Türk-ABD ilişkileri iki taraf için de önemli

‘TÜRK-Amerikan ilişkileri, yukarıdan aşağıya doğru toparlanmaya başladı.’

DEİK Türk Amerikan İş Konseyi Başkanı Vural Akışık ve yönetim kurulundan temsilciler, geçen hafta aralarında bulunduğum bir grup gazeteciye böyle diyorlardı.

Madem öyleydi, ABD Savunma Bakanı Donald Rumsfeld'in, İncirlik'e kadar gelip, hiçbir Türk yetkilinin elini bile sıkmadan Londra'ya uçması ne anlama geliyordu?

Rumsfeld'in Birleşik Arap Emirlikleri, Suudi Arabistan, Katar, Kuveyt, Irak, Afganistan ve İngiltere'yi kapsayan gezisi Amerikan basınında yer aldığı gibi bir ‘‘zafer turu’’ idi.

Rumsfeld dört saat kaldığı Afganistan'da savaşın sona erdiğini ilan etti, Irak'ta umut verdi, Amerikan askerlerini barındıran ve büyük olasılıkla bundan sonra da barındıracak olan Körfez ülkelerine teşekkür etti, bölgedeki Amerikan askeri varlığıyla ilgili bundan sonra yapılacakları konuştu.

Türkiye'nin böyle bir çerçevede yer almamış olması doğal değil mi?

Rumsfeld'in, iki ülke arasındaki işbirliğinin en somut örneği olan İncirlik hava üssünü ‘‘kullanırken’’ Türkiye'ye tavır koymaya yeltenmesi pek de başarılı bir jest sayılmaz.

* * *

IRAK savaşından sonra Bush Yönetimi'nde bazı çevreler, tek kutuplu bir dünya hedefinin gerçekleşmesi için ABD'ye destek vermeyen ülkelerin ‘‘cezalandırılması’’ gerektiğini savundular.

Bu tartışma hálá sürüyor. Ama Amerikan pragmatizminin duygusal tepkilere izin vereceğini hiç sanmıyorum.

Bush Yönetimi'nin, Ortadoğu'yu yeniden yapılandırma serüvenini ‘‘cezalandırma’’ politikalarıyla başarıya ulaştırabilmesi mümkün mü?

Önümüzde ABD'nin, hükümetler kadar, halkların da desteğine ihtiyaç duyacağı bir dönem başlıyor.

Terörizme karşı savaşı Ortadoğu'ya kaydıran ve bölgeyi yeniden yapılandırarak terörü kaynağında kurutma hedefini koyan Washington için kamuoyu desteği çok önem kazanıyor.

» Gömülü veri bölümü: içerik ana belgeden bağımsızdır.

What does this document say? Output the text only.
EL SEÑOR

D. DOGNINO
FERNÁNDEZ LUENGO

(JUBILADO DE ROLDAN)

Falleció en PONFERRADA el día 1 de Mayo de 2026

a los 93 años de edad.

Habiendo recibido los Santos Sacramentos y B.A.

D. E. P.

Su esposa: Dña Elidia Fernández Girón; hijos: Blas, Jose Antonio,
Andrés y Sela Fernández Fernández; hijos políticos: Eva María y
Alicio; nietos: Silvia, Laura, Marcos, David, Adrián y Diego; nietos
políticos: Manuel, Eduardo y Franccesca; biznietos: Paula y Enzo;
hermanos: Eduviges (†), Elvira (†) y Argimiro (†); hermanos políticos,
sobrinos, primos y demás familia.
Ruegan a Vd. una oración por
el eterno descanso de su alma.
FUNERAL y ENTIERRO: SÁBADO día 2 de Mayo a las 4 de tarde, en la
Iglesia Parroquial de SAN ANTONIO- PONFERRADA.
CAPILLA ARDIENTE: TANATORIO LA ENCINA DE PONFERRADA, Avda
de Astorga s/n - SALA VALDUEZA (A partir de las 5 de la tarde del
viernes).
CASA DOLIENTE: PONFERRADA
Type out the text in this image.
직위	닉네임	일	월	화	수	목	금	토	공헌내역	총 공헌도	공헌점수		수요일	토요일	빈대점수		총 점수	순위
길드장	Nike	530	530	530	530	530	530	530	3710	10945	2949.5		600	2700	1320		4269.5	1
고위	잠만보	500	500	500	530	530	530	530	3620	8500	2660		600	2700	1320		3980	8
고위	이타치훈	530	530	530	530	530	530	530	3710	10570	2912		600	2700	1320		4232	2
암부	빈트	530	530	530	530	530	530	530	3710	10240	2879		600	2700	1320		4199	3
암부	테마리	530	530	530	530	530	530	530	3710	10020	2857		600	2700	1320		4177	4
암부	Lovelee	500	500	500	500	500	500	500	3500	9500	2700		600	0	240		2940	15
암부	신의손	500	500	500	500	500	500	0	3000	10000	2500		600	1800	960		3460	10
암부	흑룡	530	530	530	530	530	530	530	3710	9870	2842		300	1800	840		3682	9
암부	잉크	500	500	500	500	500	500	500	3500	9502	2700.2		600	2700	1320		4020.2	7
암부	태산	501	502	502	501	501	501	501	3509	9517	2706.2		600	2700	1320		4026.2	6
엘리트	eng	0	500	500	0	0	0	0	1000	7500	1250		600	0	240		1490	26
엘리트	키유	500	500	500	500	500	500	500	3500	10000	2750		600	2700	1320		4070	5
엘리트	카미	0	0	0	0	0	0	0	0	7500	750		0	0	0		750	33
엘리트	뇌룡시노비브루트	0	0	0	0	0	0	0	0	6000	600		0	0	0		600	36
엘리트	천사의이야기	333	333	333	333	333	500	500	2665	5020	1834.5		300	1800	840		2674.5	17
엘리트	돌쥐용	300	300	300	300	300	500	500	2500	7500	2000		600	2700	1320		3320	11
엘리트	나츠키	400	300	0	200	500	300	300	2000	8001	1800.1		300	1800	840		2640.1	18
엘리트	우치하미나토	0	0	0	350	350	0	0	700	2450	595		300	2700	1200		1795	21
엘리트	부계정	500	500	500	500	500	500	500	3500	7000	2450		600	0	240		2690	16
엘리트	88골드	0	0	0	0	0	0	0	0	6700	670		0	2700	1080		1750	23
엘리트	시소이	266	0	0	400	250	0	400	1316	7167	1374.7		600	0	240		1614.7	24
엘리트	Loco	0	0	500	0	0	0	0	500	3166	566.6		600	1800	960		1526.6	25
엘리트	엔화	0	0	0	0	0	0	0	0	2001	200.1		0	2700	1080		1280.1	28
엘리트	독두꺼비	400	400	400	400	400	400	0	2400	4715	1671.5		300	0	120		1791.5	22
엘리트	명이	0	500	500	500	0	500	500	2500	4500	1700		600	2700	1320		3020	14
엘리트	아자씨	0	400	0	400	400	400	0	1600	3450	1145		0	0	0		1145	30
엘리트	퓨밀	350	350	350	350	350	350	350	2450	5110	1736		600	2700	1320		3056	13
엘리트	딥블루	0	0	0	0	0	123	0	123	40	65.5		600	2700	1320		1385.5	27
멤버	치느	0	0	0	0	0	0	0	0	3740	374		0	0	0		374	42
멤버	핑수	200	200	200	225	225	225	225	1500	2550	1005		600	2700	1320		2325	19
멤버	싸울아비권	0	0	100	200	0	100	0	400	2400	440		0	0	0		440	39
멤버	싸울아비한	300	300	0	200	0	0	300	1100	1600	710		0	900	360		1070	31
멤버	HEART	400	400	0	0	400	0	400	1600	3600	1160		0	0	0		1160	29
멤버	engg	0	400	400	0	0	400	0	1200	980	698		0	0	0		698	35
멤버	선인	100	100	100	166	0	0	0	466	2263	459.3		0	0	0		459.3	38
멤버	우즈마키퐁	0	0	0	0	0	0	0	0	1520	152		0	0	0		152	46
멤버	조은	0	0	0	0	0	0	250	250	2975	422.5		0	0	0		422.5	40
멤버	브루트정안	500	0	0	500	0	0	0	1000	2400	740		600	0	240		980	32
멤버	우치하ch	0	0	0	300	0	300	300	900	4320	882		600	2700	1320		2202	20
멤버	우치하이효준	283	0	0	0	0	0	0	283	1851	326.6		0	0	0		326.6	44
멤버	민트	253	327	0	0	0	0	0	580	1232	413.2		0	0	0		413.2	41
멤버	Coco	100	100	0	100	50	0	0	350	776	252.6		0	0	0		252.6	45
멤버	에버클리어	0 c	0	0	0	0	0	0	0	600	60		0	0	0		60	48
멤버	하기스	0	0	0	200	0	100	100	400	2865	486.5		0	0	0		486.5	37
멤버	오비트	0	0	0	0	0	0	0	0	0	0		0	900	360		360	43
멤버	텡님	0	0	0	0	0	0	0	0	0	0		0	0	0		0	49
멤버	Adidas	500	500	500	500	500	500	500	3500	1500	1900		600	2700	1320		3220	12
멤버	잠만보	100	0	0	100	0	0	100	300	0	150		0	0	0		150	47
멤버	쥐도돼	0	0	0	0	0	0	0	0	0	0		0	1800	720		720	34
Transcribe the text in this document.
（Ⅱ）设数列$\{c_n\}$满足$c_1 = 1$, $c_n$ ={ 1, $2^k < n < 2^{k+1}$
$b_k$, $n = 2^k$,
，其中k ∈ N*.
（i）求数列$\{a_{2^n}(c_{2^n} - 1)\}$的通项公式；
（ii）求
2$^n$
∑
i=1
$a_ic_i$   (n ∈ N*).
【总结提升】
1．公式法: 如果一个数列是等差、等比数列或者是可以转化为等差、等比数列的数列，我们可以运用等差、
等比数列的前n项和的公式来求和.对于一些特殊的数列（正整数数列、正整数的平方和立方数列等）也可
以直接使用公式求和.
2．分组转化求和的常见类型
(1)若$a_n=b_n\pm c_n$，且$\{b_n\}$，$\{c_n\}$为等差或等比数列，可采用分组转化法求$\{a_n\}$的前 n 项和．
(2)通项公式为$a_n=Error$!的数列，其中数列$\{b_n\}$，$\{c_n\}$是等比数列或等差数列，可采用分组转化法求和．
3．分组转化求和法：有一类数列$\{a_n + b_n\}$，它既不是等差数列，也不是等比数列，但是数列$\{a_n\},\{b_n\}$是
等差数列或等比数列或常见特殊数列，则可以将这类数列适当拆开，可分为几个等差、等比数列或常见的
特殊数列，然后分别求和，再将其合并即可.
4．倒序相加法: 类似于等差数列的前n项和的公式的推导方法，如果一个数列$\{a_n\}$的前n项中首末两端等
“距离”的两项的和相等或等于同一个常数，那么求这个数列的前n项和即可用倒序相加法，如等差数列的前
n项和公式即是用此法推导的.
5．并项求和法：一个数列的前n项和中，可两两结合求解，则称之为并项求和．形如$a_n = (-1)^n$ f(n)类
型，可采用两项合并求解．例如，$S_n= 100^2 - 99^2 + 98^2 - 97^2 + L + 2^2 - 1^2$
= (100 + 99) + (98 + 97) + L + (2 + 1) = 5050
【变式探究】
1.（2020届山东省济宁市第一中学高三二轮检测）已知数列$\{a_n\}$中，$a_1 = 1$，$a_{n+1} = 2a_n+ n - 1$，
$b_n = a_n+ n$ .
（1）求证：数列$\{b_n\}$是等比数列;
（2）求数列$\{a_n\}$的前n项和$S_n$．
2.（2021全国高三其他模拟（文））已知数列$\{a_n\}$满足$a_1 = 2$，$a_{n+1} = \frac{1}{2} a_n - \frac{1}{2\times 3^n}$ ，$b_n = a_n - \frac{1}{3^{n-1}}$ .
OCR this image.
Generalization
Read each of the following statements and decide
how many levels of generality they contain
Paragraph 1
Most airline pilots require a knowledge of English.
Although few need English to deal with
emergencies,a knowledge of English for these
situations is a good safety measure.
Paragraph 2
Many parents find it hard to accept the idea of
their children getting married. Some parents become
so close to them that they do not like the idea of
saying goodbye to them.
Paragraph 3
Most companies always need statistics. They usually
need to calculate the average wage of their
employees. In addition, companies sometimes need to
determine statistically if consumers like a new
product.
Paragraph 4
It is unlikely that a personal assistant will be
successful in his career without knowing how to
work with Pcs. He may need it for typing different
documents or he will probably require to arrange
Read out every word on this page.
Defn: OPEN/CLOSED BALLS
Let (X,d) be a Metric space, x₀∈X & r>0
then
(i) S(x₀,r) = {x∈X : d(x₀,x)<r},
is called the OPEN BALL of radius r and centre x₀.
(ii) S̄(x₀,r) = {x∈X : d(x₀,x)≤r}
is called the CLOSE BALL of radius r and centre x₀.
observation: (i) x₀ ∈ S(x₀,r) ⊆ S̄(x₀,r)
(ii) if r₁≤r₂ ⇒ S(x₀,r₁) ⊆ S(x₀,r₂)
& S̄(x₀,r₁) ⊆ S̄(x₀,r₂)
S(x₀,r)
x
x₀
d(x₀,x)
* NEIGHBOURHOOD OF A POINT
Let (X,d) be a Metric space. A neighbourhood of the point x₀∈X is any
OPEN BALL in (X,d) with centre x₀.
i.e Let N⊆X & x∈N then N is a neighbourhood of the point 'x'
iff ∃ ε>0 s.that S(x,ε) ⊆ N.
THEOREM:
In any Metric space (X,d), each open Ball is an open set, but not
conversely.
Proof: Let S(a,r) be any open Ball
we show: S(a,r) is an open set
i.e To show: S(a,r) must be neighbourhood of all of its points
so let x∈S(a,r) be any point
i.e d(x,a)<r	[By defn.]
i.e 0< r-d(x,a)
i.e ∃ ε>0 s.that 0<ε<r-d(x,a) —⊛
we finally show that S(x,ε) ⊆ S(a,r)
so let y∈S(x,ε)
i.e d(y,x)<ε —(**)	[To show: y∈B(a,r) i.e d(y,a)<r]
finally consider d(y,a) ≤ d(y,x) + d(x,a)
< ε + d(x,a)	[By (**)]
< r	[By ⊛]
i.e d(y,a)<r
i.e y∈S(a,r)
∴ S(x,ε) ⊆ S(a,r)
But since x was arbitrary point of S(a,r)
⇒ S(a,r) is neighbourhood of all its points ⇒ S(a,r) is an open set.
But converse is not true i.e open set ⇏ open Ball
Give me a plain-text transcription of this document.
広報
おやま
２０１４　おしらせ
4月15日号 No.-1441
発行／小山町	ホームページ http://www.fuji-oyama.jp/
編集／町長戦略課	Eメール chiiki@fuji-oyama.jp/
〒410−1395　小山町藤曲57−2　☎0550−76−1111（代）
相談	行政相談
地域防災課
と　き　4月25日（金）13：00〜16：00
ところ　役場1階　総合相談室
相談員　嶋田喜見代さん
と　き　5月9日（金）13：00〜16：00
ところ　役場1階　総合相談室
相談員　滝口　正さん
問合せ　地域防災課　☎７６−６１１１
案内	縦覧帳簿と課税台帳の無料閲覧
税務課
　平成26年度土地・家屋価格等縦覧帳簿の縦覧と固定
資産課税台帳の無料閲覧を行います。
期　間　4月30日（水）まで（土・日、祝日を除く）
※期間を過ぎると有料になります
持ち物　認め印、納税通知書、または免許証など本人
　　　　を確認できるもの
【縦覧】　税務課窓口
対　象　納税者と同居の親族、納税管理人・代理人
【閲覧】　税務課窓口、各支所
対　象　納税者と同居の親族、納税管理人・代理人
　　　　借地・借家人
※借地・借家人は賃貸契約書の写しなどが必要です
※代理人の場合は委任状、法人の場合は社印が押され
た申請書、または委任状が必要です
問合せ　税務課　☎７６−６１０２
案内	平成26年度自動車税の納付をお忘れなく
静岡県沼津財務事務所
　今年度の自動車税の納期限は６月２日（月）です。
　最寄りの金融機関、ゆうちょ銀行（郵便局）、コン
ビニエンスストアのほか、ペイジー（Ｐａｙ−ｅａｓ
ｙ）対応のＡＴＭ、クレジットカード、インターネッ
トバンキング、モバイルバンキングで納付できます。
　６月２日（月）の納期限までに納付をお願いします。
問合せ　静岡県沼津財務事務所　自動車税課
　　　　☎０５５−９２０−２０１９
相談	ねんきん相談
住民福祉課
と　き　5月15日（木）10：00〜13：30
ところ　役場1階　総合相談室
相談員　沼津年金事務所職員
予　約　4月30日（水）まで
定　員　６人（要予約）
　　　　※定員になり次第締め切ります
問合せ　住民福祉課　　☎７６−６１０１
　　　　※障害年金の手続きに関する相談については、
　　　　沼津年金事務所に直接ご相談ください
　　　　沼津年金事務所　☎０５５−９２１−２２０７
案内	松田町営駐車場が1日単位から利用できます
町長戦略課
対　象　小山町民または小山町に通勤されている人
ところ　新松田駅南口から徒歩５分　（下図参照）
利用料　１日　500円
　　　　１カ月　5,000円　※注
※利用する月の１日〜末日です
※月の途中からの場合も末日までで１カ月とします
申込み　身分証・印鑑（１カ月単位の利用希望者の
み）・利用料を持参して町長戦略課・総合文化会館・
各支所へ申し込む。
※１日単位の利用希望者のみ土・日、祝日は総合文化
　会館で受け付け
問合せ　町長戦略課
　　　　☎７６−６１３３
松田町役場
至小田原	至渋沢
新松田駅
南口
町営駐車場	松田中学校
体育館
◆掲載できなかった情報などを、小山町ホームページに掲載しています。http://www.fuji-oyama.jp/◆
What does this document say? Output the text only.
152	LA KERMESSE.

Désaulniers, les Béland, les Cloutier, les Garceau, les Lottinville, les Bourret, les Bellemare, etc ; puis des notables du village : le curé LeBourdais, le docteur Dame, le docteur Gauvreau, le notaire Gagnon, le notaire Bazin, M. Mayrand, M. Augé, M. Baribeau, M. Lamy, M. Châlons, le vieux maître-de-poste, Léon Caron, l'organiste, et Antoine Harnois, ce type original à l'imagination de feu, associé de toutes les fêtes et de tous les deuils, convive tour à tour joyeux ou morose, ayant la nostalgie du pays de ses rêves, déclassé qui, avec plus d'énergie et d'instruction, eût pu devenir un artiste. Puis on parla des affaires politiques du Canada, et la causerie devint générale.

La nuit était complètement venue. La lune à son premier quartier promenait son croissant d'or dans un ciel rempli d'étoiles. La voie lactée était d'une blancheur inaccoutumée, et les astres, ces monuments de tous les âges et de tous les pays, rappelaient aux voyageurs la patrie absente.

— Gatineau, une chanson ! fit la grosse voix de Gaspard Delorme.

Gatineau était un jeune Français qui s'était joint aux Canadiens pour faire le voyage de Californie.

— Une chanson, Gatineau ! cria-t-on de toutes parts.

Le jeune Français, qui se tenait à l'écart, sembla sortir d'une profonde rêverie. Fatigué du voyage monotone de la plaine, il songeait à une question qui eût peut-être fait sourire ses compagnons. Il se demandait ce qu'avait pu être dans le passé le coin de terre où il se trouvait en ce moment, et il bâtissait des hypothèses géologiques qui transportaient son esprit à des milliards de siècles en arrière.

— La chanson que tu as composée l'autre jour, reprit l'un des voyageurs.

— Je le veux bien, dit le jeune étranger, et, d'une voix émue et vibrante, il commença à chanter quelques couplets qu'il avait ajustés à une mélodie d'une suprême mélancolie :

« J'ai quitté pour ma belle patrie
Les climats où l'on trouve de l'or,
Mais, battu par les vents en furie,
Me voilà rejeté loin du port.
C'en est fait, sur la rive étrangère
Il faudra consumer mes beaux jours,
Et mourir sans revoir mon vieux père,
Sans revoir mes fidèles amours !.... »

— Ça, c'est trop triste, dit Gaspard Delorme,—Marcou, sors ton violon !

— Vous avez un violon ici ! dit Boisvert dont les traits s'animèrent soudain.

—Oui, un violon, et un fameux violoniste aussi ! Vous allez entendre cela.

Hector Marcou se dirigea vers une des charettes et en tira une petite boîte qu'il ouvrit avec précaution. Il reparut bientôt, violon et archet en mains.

Bush Yönetimi bunun farkındadır herhalde.

Büyük Millet Meclisi'nin kuzeyden cephe açmama kararının, Washington tarafından, iki ülke arasında bir kan davası haline getirilmemesi bu açıdan da çok önemli.

Aynı tavır Türkiye için de geçerli. Fransa bile siyasetini değiştirdi ve‘‘savaş sonrası pragmatik politikalar’’ uygulanacağını açıkladı.

Olumsuzlukları aşmak için, aktif çaba gösterme zamanı.

* * *

BUGÜN Washington'da Irak'ın yeniden inşasıyla ilgili bir toplantı var. Buraya Türkiye'den de iş adamları katılıyor.

Türkiye, Irak'ın yeniden inşası sürecinde hem ekonomik potansiyeli, hem de siyasi deneyimi açısından göz ardı edilemeyecek bir ülkedir.

Bu açık bir gerçek ama, yeniden anımsatmakta yarar var yine de. Nasıl mı?

Arap, Kürt, Türkmen bütün Iraklıların yardımına sevecenlikle hazır olduğunu gösterecek adımlar atarak; güvensizlik mesajlarının yerine Irak'ın bir an önce istikrara kavuşması için yardım elini uzatarak Türkiye, Irak'ta geniş bir işbirliği ortamına önderlik edebilir.